2. Communicate new authentication requirements to clients: Once the user credentials are established,
inform all clients (producers and consumers) about the upcoming authentication process.
Request them to modify their configurations to include the username and password when connecting to the NATS cluster.
(They can send usernames and passwords into the cluster without having any issue before enabling the authentication)
3. Enable authentication
4. Monitor and troubleshoot

By following these steps, you can effectively enable authentication on the NATS cluster without causing any downtime
for the existing producers and consumers.

### System Account

By enabling authentication, you can define an account (again, accounts are like tenants to NATS) to be a system account.
Using the system account you can read system events and APIs, so you can have access into the systematic commands of `natscli` too.
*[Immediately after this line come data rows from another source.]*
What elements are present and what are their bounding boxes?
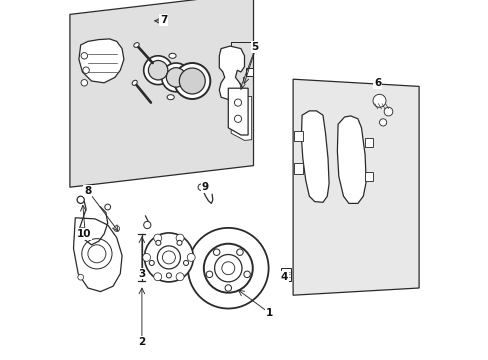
- Circle shape: [176, 273, 183, 281]
- Circle shape: [153, 234, 162, 242]
- Circle shape: [198, 184, 204, 190]
- Circle shape: [174, 63, 210, 99]
- Ellipse shape: [168, 53, 176, 58]
- FancyBboxPatch shape: [365, 172, 373, 181]
- Circle shape: [88, 245, 106, 263]
- Circle shape: [166, 68, 185, 87]
- Circle shape: [177, 240, 182, 246]
- Circle shape: [78, 274, 83, 280]
- Circle shape: [234, 99, 241, 106]
- FancyBboxPatch shape: [245, 68, 253, 76]
- Polygon shape: [73, 218, 122, 292]
- Ellipse shape: [132, 80, 137, 85]
- Circle shape: [144, 233, 193, 282]
- Circle shape: [236, 249, 243, 256]
- Circle shape: [187, 228, 268, 309]
- Text: 9: 9: [201, 182, 208, 192]
- Circle shape: [203, 244, 252, 293]
- Polygon shape: [301, 111, 328, 202]
- Ellipse shape: [167, 95, 174, 100]
- Circle shape: [379, 119, 386, 126]
- Polygon shape: [70, 0, 253, 187]
- Circle shape: [156, 240, 161, 246]
- Circle shape: [244, 271, 250, 278]
- Circle shape: [81, 80, 87, 86]
- Circle shape: [104, 204, 110, 210]
- Text: 8: 8: [84, 186, 91, 196]
- Circle shape: [372, 94, 385, 107]
- Circle shape: [179, 68, 205, 94]
- FancyBboxPatch shape: [365, 138, 373, 147]
- Circle shape: [142, 253, 150, 261]
- Circle shape: [143, 56, 172, 85]
- Circle shape: [81, 239, 112, 269]
- Circle shape: [80, 228, 85, 233]
- Circle shape: [157, 246, 180, 269]
- Circle shape: [384, 107, 392, 116]
- Polygon shape: [337, 116, 366, 203]
- Circle shape: [143, 221, 151, 229]
- Polygon shape: [231, 96, 251, 140]
- Circle shape: [82, 67, 89, 73]
- Circle shape: [176, 234, 183, 242]
- FancyBboxPatch shape: [294, 131, 302, 141]
- FancyBboxPatch shape: [294, 163, 302, 174]
- Ellipse shape: [134, 42, 139, 48]
- Circle shape: [77, 196, 84, 203]
- Circle shape: [149, 260, 154, 265]
- Text: 4: 4: [280, 272, 287, 282]
- Circle shape: [224, 285, 231, 291]
- Circle shape: [183, 260, 188, 265]
- Circle shape: [213, 249, 220, 256]
- Polygon shape: [292, 79, 418, 295]
- Text: 5: 5: [251, 42, 258, 52]
- Polygon shape: [219, 46, 244, 100]
- Circle shape: [153, 273, 162, 281]
- Circle shape: [148, 60, 167, 80]
- Circle shape: [166, 273, 171, 278]
- Text: 2: 2: [138, 337, 145, 347]
- Circle shape: [234, 115, 241, 122]
- Text: 1: 1: [265, 308, 273, 318]
- Circle shape: [81, 53, 87, 59]
- Circle shape: [162, 63, 190, 92]
- Text: 3: 3: [138, 269, 145, 279]
- Text: 6: 6: [373, 78, 381, 88]
- Circle shape: [222, 262, 234, 275]
- Circle shape: [162, 251, 175, 264]
- FancyBboxPatch shape: [280, 268, 291, 281]
- Polygon shape: [228, 88, 247, 135]
- Text: 7: 7: [160, 15, 167, 25]
- Circle shape: [206, 271, 212, 278]
- Circle shape: [114, 226, 120, 231]
- Circle shape: [214, 255, 242, 282]
- Circle shape: [187, 253, 195, 261]
- Polygon shape: [79, 39, 123, 83]
- Text: 10: 10: [77, 229, 91, 239]
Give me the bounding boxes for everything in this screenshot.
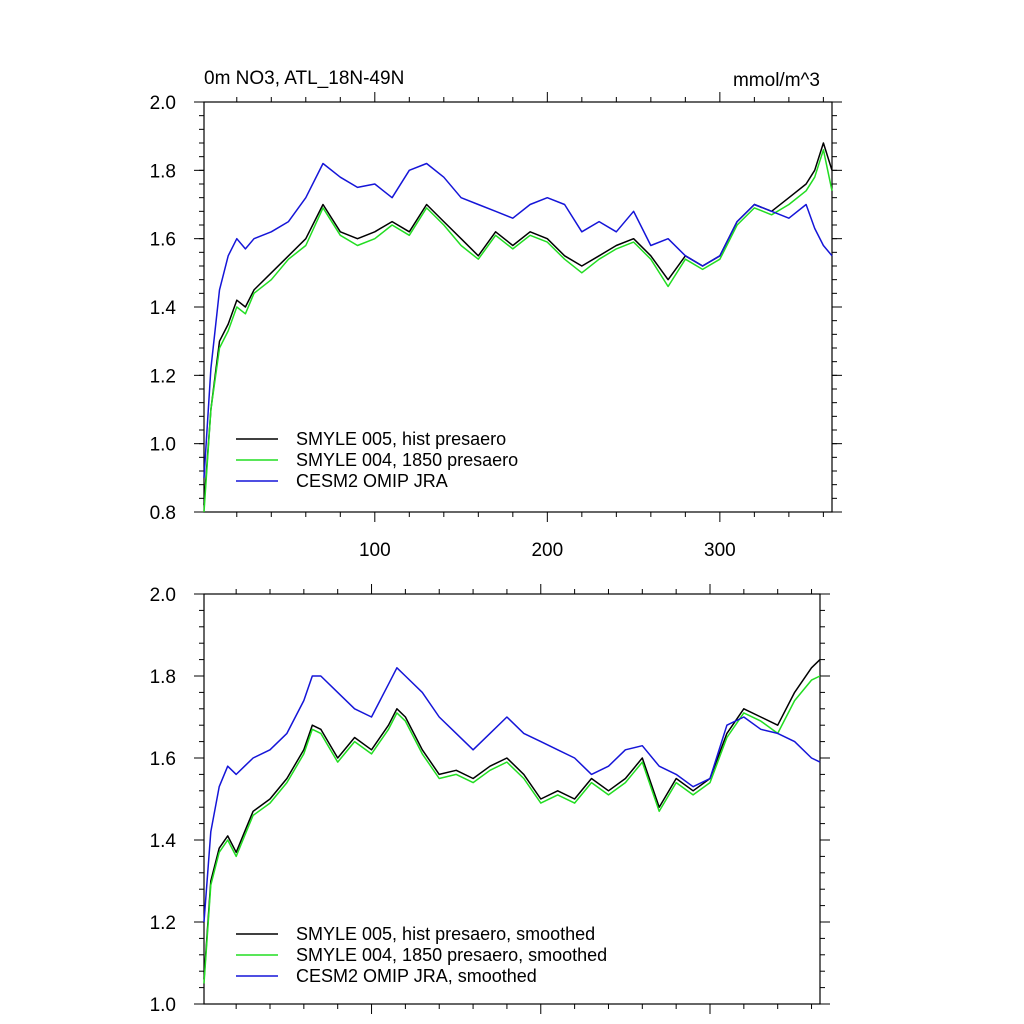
legend-label-2: SMYLE 004, 1850 presaero [296,450,518,470]
bottom-panel: 1.0 1.2 1.4 1.6 1.8 2.0 SMYLE 005, hist presae… [150,584,830,1016]
y-tick-label: 1.2 [150,366,176,387]
y-tick-label: 1.0 [150,435,176,456]
series-line-3 [203,162,833,478]
series-line-3 [203,667,821,923]
y-tick-label: 1.8 [150,667,176,688]
y-tick-label: 1.8 [150,161,176,182]
y-tick-label: 1.2 [150,913,176,934]
x-tick-label: 200 [531,540,563,561]
chart-title: 0m NO3, ATL_18N-49N [204,68,404,89]
series-line-2 [203,675,821,984]
top-panel: 0.8 1.0 1.2 1.4 1.6 1.8 2.0 100 200 300 SMYLE 005,… [150,92,842,561]
y-tick-label: 1.6 [150,230,176,251]
units-label: mmol/m^3 [733,70,820,91]
plot-frame [203,593,821,1005]
y-tick-label: 2.0 [150,93,176,114]
series-line-2 [203,149,833,513]
legend-label-2: SMYLE 004, 1850 presaero, smoothed [296,945,607,965]
y-tick-label: 2.0 [150,585,176,606]
y-tick-label: 1.6 [150,749,176,770]
x-tick-label: 100 [359,540,391,561]
y-tick-label: 1.4 [150,298,177,319]
legend-label-1: SMYLE 005, hist presaero, smoothed [296,924,595,944]
y-tick-label: 1.4 [150,831,177,852]
legend-label-1: SMYLE 005, hist presaero [296,429,506,449]
legend-label-3: CESM2 OMIP JRA [296,471,448,491]
x-tick-label: 300 [704,540,736,561]
y-tick-label: 1.0 [150,995,176,1016]
y-tick-label: 0.8 [150,503,176,524]
legend-label-3: CESM2 OMIP JRA, smoothed [296,966,537,986]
## Remove duplicate messages

Clients may send a same request multiple times, Jetstream can remove duplicate message based on their ID.
Each message has an ID header, and you can use your application logic to provide that ID, and ask Jetstream
to remove those messages.

Consider the following request:

```bash
curl -X POST -d '{ "subject": "hello", "data": "Hello World", "id": "1" }' -H 'Content-Type: application/json' http://127.0.0.1:1378/api/event
```

It sends a message with identification equals to 1, if your send another request you will not see that request on consumers.